Local 235 Shop Chairman Dana Edwards said union members didn't have much choice but to accept the deal.
"I think with the economy the way it is, with the truck sales the way it is, I feel that's what people thought they had to do," Edwards said.
American Axle makes axles, drive shafts and stabilizer bars, mainly for GM's pickups and large SUVs. GM accounts for about 80 percent of its business.
The strike forced GM to cut production at or temporarily close more than 30 factories. It also caused thousands of layoffs at GM and other auto parts suppliers.

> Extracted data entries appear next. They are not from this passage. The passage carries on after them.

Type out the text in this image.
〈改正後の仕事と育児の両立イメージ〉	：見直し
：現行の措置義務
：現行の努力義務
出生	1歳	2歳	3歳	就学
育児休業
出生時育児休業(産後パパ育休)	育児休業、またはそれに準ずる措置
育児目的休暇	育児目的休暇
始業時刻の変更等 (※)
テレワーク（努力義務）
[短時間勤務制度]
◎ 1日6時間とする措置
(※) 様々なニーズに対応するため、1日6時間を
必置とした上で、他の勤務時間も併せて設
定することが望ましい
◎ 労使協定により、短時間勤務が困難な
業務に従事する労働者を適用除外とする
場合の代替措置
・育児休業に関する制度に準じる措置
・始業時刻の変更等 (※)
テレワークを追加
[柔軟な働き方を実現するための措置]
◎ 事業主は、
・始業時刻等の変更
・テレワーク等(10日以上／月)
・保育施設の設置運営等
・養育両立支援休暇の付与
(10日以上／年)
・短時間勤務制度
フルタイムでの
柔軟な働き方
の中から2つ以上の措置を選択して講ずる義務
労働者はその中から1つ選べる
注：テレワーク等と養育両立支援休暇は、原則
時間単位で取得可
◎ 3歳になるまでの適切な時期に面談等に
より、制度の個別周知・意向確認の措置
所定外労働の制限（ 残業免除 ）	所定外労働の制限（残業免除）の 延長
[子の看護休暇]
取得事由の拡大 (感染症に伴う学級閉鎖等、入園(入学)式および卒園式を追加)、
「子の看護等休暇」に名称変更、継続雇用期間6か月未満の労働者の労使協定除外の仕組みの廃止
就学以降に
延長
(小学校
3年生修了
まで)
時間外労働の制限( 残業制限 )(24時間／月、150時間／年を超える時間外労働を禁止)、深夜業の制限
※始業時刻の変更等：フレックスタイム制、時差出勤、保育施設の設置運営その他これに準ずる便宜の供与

GM said it lost $800 million in the first quarter and produced 230,000 fewer vehicles due to the strike. But the strike also helped GM control its inventory, coming at a time when high gas prices and a slow economy reduced demand for trucks and SUVs.
On Friday, GM estimated the strike will cost the automaker about $1.8 billion before taxes in the second quarter.
GM spokesman Chris Lee said the automaker has a plan to bring its idled factories back on line, but he would not reveal details Thursday night.
American Axle worker Bill Johnson, 39, voted in favor of the pact, even though it cuts wages by about a third, freezes pensions and takes away other benefits.
He said workers have to be smart and spend wisely up to $105,000 the company will pay them over three years to ease the transition to lower pay.
Other workers said they voted against it.
Council Bellomy, 32, was resentful that the company has made millions yet expects production workers to take pay cuts from around $28 per hour to $18.50.
"Freeze pension, wages, health care - you name it. They took everything our fathers fought for," Bellomy said.
Workers also have the choice of taking a $55,000 early retirement incentive or up to $140,000 to leave the company.
Under the deal, American Axle will close its Detroit and Tonawanda, N.Y., forge operations.
Associated Press Writer David Runk in Detroit contributed to this report.